6. The automatic winding machine fault detection method supporting image recognition according to claim 5, characterized in that: S4 further includes: Based on the adjusted power level, an intermediate instruction containing beam diameter adjustment information is generated, and the matching relationship between beam diameter and angle value is obtained through beam diameter optimization. If the matching relationship exceeds the preset threshold, the running speed linkage parameter is optimized by combining the error calibration mechanism with the parameter threshold verification, the stability of the optimized parameter is judged, and a stable parameter set is obtained. A stable parameter set is used to fuse position accuracy improvement attributes and command generation to generate the final laser marking command.

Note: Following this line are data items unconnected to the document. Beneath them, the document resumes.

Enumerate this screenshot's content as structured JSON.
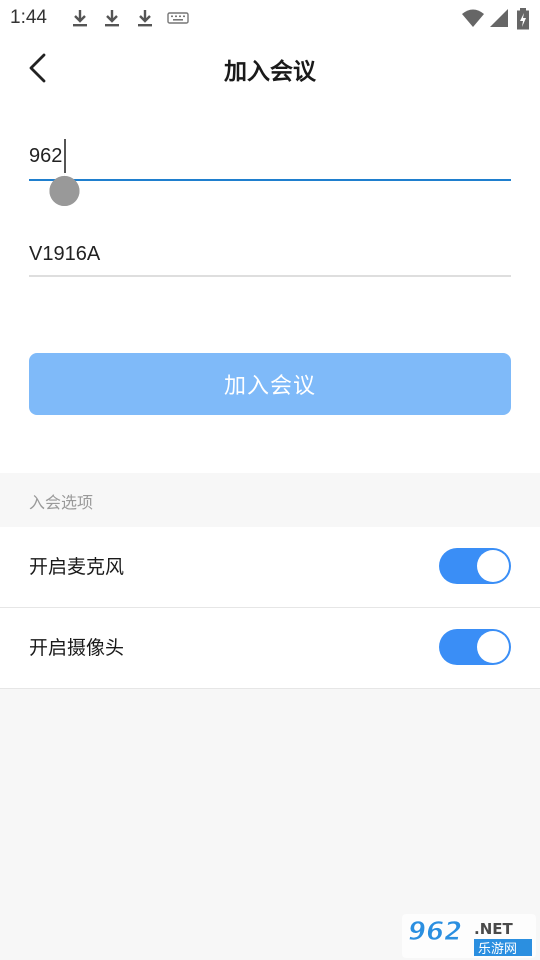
{
  "status_bar": {
    "time": "1:44",
    "left_icons": [
      "download-icon",
      "download-icon",
      "download-icon",
      "keyboard-icon"
    ],
    "right_icons": [
      "wifi-icon",
      "signal-icon",
      "battery-charging-icon"
    ]
  },
  "header": {
    "title": "加入会议",
    "back_icon": "chevron-left-icon"
  },
  "form": {
    "meeting_id_value": "962",
    "name_value": "V1916A"
  },
  "join_button": {
    "label": "加入会议"
  },
  "options": {
    "section_label": "入会选项",
    "items": [
      {
        "label": "开启麦克风",
        "enabled": true
      },
      {
        "label": "开启摄像头",
        "enabled": true
      }
    ]
  },
  "watermark": {
    "brand": "962.NET",
    "sub": "乐游网"
  },
  "colors": {
    "accent": "#1f7fce",
    "button_disabled": "#7fbaf9",
    "toggle_on": "#3a8ef6",
    "background": "#f7f7f7"
  }
}
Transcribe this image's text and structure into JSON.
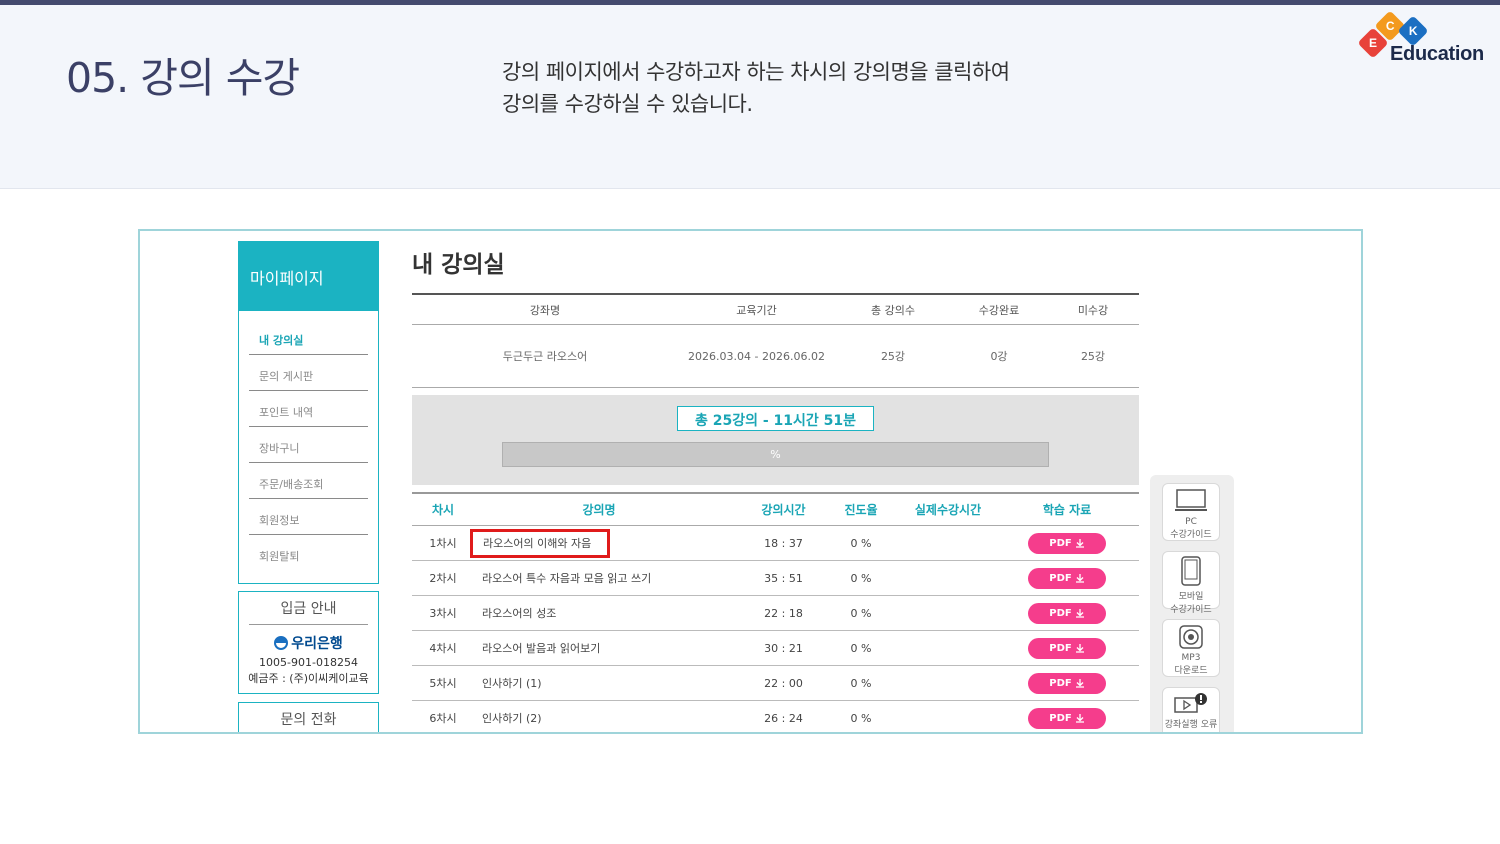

7. The automatic winding machine fault detection method supporting image recognition according to claim 1, characterized in that: S5 includes: Obtain the required brightness of the marker from the anomaly classification label, and match the required brightness with the wavelength parameter using a preset wavelength matching rule to obtain the preliminary wavelength value; Based on the initial wavelength value and response delay parameters, the execution timing is optimized by adjusting the timing sequence through a preset synchronization protocol to determine the optimized timing set.

8. The automatic winding machine fault detection method supporting image recognition according to claim 7, characterized in that: The S5 also includes: An optimized time-series set is used to fuse the marked instruction transmission attributes to generate a transmission instruction sequence, which is then transmitted to the laser pointer device. When the laser pointer device receives the transmission command sequence, it activates the device status, checks the activation stability through preset verification rules, and obtains a verification signal group. Based on the verification signal group, the physical marker generation attributes are integrated and the anomaly detection linkage is fused to generate the physical marker signal in the active state.

9. A fault detection method for an automatic winding machine supporting image recognition according to claim 1, characterized in that: S6 includes: Changes in coverage area are obtained from the feedback of the marked signal. A shrinkage detection algorithm is used to calculate the shrinkage ratio of the coverage boundary for the changes in coverage area, and the shrinkage value is obtained. For the abnormal trigger threshold of the range reduction value fusion, the range reduction value is compared with the preset threshold boundary through a threshold comparison mechanism, and the signal data is integrated to determine the accuracy of the effect.

10. A fault detection method for an automatic winding machine supporting image recognition according to claim 9, characterized in that: S6 further includes: Adjust the detection loop based on the accuracy of the effect, obtain the optimization completion status, and determine whether the optimization completion status meets the expected accuracy requirements. If the optimized state meets the expected accuracy requirements, a loop process is generated, resulting in the optimized spindle position anomaly detection loop process.